Argyle King
Legend
Then why did you specifically talk about "Ultimate Authority"? Why all these posts about needing your absolute command unquestioned? What is the point of being so gorram insistent on having PHENOMENAL COSMIC POWER if you never actually DO any of these one-sided declarations? That's the whole reason I keep pushing back. People keep declaring the right to make these one-sided, no-discussion declarations.
I must beg your forgiveness for considering this hyperbolic at best. And if it isn't hyperbolic...wow. I just don't really know what to say about you being constantly driven crazy by something so utterly mild and even prosaic as this. It, quite honestly, sounds like a serious problem, if that's the case.
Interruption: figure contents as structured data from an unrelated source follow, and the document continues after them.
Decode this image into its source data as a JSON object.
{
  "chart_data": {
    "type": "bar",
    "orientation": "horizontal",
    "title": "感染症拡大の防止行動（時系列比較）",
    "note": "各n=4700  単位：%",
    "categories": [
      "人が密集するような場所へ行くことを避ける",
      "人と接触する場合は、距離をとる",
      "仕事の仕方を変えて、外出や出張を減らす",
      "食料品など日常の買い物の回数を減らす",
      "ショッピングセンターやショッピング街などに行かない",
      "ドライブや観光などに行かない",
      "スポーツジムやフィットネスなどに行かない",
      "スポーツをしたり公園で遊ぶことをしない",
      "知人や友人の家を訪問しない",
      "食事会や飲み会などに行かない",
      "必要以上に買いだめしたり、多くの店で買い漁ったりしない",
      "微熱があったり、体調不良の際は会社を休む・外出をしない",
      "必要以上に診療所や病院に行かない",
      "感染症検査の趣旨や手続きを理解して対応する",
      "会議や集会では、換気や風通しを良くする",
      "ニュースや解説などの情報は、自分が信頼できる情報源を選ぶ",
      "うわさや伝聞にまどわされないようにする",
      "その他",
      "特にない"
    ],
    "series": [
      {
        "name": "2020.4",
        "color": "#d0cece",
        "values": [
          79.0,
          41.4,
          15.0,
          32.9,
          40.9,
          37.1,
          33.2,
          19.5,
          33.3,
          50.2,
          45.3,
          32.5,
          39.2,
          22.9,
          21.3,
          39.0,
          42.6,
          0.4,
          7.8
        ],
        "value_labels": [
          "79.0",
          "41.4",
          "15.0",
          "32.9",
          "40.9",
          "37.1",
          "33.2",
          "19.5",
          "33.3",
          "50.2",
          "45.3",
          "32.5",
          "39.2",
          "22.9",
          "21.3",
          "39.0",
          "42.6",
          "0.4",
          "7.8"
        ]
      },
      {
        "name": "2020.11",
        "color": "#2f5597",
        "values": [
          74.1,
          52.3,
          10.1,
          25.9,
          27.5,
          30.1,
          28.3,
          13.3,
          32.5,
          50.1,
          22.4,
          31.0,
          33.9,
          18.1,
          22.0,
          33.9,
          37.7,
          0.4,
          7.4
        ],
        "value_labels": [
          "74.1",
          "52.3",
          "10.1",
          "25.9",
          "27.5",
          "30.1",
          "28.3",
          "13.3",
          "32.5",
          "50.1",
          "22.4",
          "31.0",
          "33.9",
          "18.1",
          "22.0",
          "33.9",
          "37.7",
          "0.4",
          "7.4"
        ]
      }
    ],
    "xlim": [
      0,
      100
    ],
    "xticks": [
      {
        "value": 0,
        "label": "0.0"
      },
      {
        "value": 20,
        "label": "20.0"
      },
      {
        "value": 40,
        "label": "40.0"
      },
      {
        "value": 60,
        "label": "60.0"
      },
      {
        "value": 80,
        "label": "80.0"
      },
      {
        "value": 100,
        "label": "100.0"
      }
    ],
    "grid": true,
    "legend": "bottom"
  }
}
So...the DM...the person with phenomenal cosmic power, "Ultimate Authority," the one who can will literally anything into existence...they're the one who has no options. Are you really sure about that? I don't really see how that works here.
Also, the dichotomy isn't false if you're the one who presented it. I didn't invent anything there; I literally just applied your own logic quite simply to the two cases at hand (player's fun is lessened without [insert race here], DM's fun is lessened with it). If the dichotomy is false, it indicates there's something wrong with that underlying logic--because the dichotomy was trivially easy to produce.
You may not see it as such, but it really is. Having relative differences like this can mean it is possible to resolve the conflict through other means. "If I play an X, but do so with a Y which you've said you find awesome, is that okay?" type thing. When it is no longer all-or-nothing, it becomes possible to have answers that aren't zero-sum games. That's a distinction I almost can't capture, it's so vast; diplomacy becomes nigh-infinitely easier when you can trade concessions on different things rather than having to exclusively determine the acceptable midpoint on each and every thing. If my tax cuts can be palatable to you if I include shifting some of the (overall-reduced) budget to education, suddenly things that were absolute no-go before become not only possible but relatively easy to achieve.
And I really think that level of being unilateral is inappropriate most of the time.
My words have gotten heated at various points in this thread, so I want to thank you very sincerely for this. It is not easy to be magnanimous, but you're doing so. I truly appreciate you doing this.
1. No, because D&D isn't literature and literature isn't D&D. They support each other, they reference each other, but they are not the same thing, and there are things you can do in either one that won't fly in the other.
2. No, because even if this were a campaign, as I've said numerous times, sometimes the answer really is "no." My beef is with leaping to "no" without either a fair hearing (which means being open to persuasion), or sitting down and explaining why you cannot be persuaded and trying to find another approach (which, as Maxperson said, is pretty close to where he's at.)
3. No, because "guns'n'ammo" are not part of the Player's Handbook for any edition I've played. Things in the PHB, and things part of the well-known cultural background for D&D, are fair game for "thinking they're more likely than not to be playable." Things outside that, even if they're in the DMG, are not appropriate for such belief that they're likely.
4. No, because things after the campaign has already begun are different from things that are worked out during the initial "putting together the campaign" process. (And yes, this means "joined a game in progress" players are at something of a disadvantage, but that's a price I am willing to accept.)
5. No, because if the player really is going to become a petulant brat about it, the DM is well within her rights to show that player to the door. I just see a parallelism between that and behaviors that real DMs can and (unfortunately) sometimes do engage in, and which the players would be well within their rights to call out too.
That is why what you've said is a false equivalency. Well, I'm sure there are other reasons. But the above are reasonably comprehensive, I hope.
Yet the knight, which can actually fly (moving while passing "over" enemy pieces in the way), is considered a substantially weaker piece than the queen or rook (and only equal to the bishop). In fact, both knights combined aren't worth the same as the queen!
Guns and ammo exist in one of the core rulebooks of D&D.
Also, the knight is still limited to certain planes of movement. What those planes are is irrelevant to the ability to access them.